- Ethereum price tried breaking above the 55-day SMA this week.
- ETH fades and could break down from this rally since the end of November.
- The importance of the weekly close will be key, with any close below the 55-day SMA opening up the risk for an 18% decline into next week.
Ethereum (ETH) price had this week one good moment as it was able to rally substantially on the back of a lower US CPI print. Unfortunately, that good vibe faded quite rapidly as the US Federal Reserve issued warnings across the board during its rate statement that it would start hiking with smaller increments of 50 basis points and possibly would need to hike for far longer than what markets currently are anticipating. This dislocation between the US Federal Reserve valuation of the current situation and the current market conditions means that something has got to give, and normally that means more downside to come.
ETH will undergo pain as the markets are too cheerful
Ethereum price is thus deciding on its fate if it closes this week below that 55-day Simple Moving Average (SMA).

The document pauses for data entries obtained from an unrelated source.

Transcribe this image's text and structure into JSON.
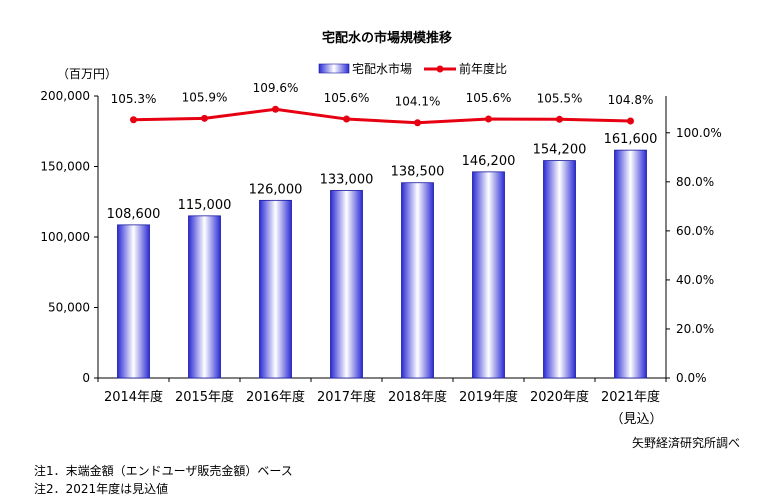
{
  "chart_data": {
    "type": "bar",
    "title": "宅配水の市場規模推移",
    "unit_label": "（百万円）",
    "categories": [
      "2014年度",
      "2015年度",
      "2016年度",
      "2017年度",
      "2018年度",
      "2019年度",
      "2020年度",
      "2021年度"
    ],
    "category_sublabels": [
      "",
      "",
      "",
      "",
      "",
      "",
      "",
      "（見込）"
    ],
    "series": [
      {
        "name": "宅配水市場",
        "type": "bar",
        "axis": "left",
        "values": [
          108600,
          115000,
          126000,
          133000,
          138500,
          146200,
          154200,
          161600
        ],
        "value_labels": [
          "108,600",
          "115,000",
          "126,000",
          "133,000",
          "138,500",
          "146,200",
          "154,200",
          "161,600"
        ]
      },
      {
        "name": "前年度比",
        "type": "line",
        "axis": "right",
        "values": [
          105.3,
          105.9,
          109.6,
          105.6,
          104.1,
          105.6,
          105.5,
          104.8
        ],
        "value_labels": [
          "105.3%",
          "105.9%",
          "109.6%",
          "105.6%",
          "104.1%",
          "105.6%",
          "105.5%",
          "104.8%"
        ],
        "color": "#e60012"
      }
    ],
    "y_left": {
      "ylim": [
        0,
        200000
      ],
      "ticks": [
        0,
        50000,
        100000,
        150000,
        200000
      ],
      "tick_labels": [
        "0",
        "50,000",
        "100,000",
        "150,000",
        "200,000"
      ]
    },
    "y_right": {
      "ylim": [
        0,
        115
      ],
      "ticks": [
        0,
        20,
        40,
        60,
        80,
        100
      ],
      "tick_labels": [
        "0.0%",
        "20.0%",
        "40.0%",
        "60.0%",
        "80.0%",
        "100.0%"
      ]
    },
    "legend_position": "top-center",
    "grid": false,
    "colors": {
      "bar_edge": "#1a1aa0",
      "bar_dark": "#2b2bd6",
      "bar_light": "#ffffff",
      "line": "#e60012"
    }
  },
  "notes": [
    "注1．末端金額（エンドユーザ販売金額）ベース",
    "注2．2021年度は見込値"
  ],
  "source": "矢野経済研究所調べ"
}
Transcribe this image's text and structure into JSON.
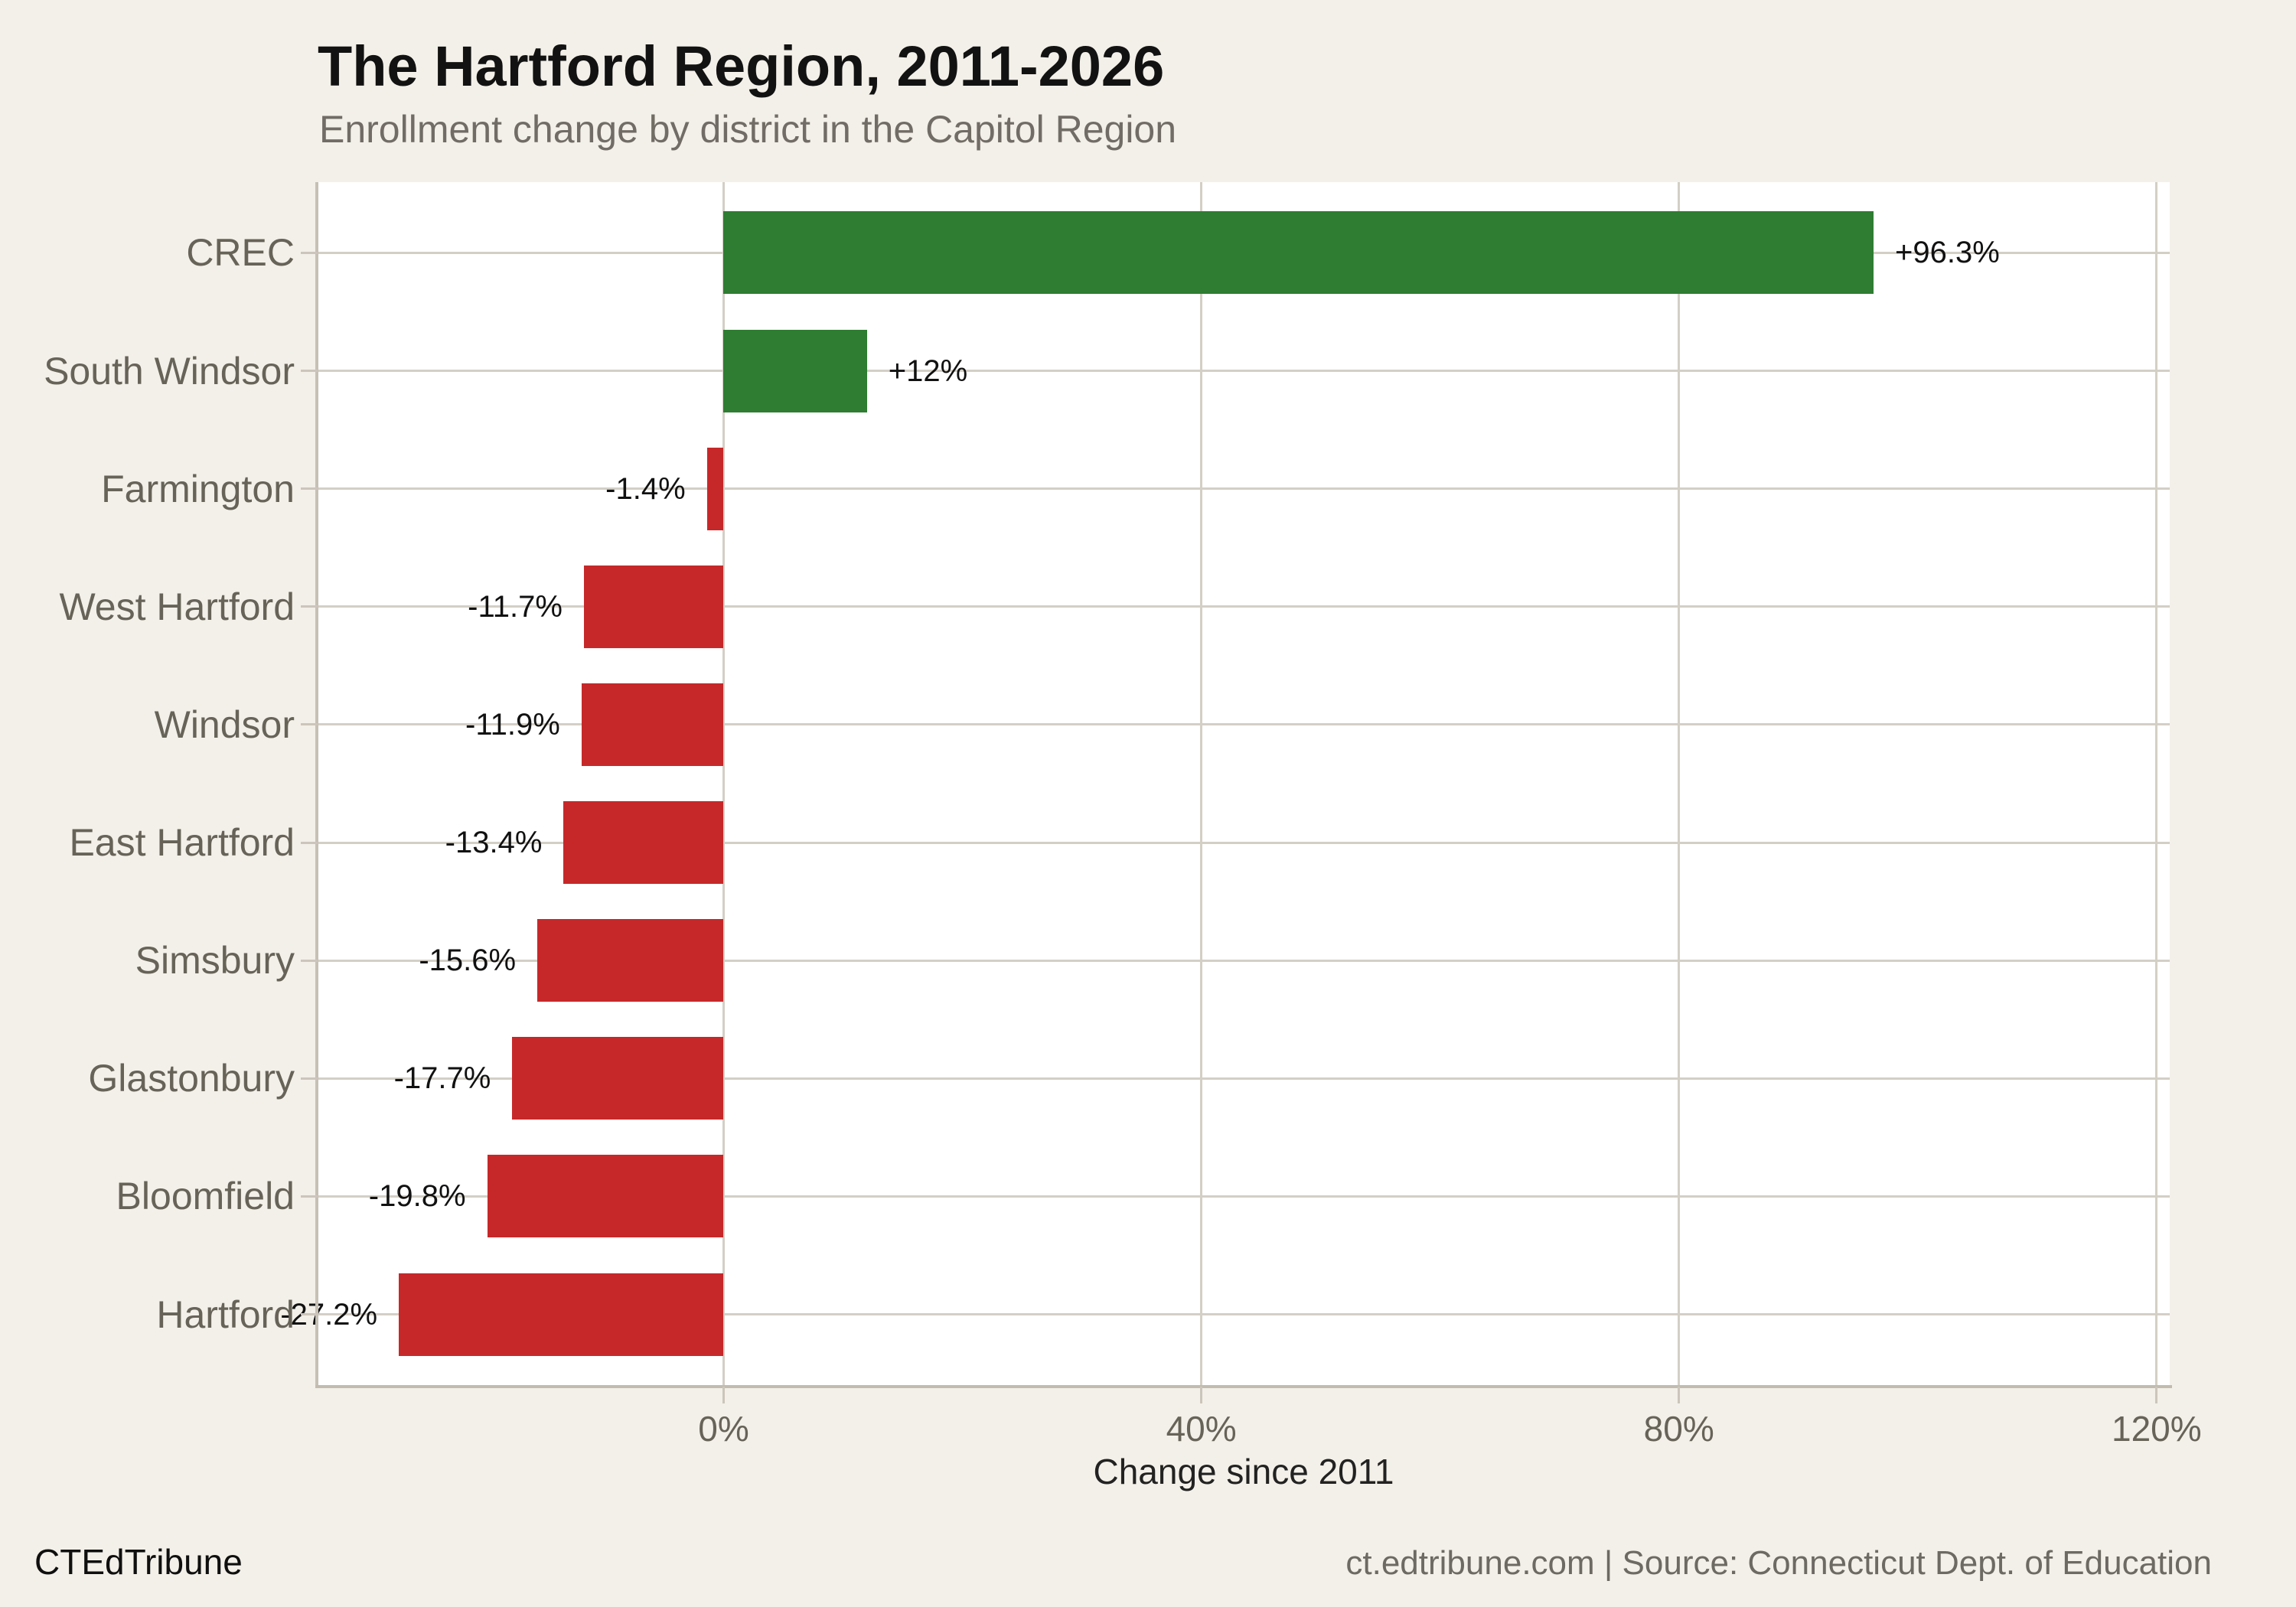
{
  "chart_data": {
    "type": "bar",
    "orientation": "horizontal",
    "title": "The Hartford Region, 2011-2026",
    "subtitle": "Enrollment change by district in the Capitol Region",
    "xlabel": "Change since 2011",
    "ylabel": "",
    "categories": [
      "CREC",
      "South Windsor",
      "Farmington",
      "West Hartford",
      "Windsor",
      "East Hartford",
      "Simsbury",
      "Glastonbury",
      "Bloomfield",
      "Hartford"
    ],
    "values": [
      96.3,
      12,
      -1.4,
      -11.7,
      -11.9,
      -13.4,
      -15.6,
      -17.7,
      -19.8,
      -27.2
    ],
    "value_labels": [
      "+96.3%",
      "+12%",
      "-1.4%",
      "-11.7%",
      "-11.9%",
      "-13.4%",
      "-15.6%",
      "-17.7%",
      "-19.8%",
      "-27.2%"
    ],
    "x_ticks": [
      0,
      40,
      80,
      120
    ],
    "x_tick_labels": [
      "0%",
      "40%",
      "80%",
      "120%"
    ],
    "xlim": [
      -34,
      121.1
    ],
    "grid": true,
    "legend": false,
    "colors": {
      "positive": "#2e7d32",
      "negative": "#c62829",
      "background": "#f3f0e9",
      "panel": "#ffffff",
      "gridline": "#d4cfc5"
    }
  },
  "footer": {
    "brand": "CTEdTribune",
    "source": "ct.edtribune.com | Source: Connecticut Dept. of Education"
  }
}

Although the 55-day SMA is not a clean element with perfect tests and rather is quite chopped up, it acts as a sandbox that slows any sprint to the upside. This fits the narrative when traders are looking for that Christmas rally, but it gets stalled each time as profit-taking happens too early and too quickly.
ETH could start to see a fade to the downside as the US Federal Reserve has triggered a bit of a depressive mood as it crushed some aspirations for a steep Christmas rally to salvage what appears to be an almost lost year in returns. ETH risks dipping further towards $1,075, which is the low of November. Once that level breaks, for example, with next week’s data points pointing to confirm that the US Federal Reserve has been saying to see a flirt with $1,000 as $883.60 is the only level nearby that could provide plenty of support to stop the dip.
ETH/USD daily chart
Upside surprise would be a simple weekly close above the 55-day SMA, around $1,350. That would position bulls between the vacuum space between the 55-day SMA and the 200-day SMA to the upside; THat 200-day SMA is a force to be reckoned with as it already triggered twice in a row a firm rejection. Should traders ignore red lights from the central banks, expect to see price action piercing through $1,404 and tie up with gains around $1,688, bearing 35% towards the last two weeks of 2022.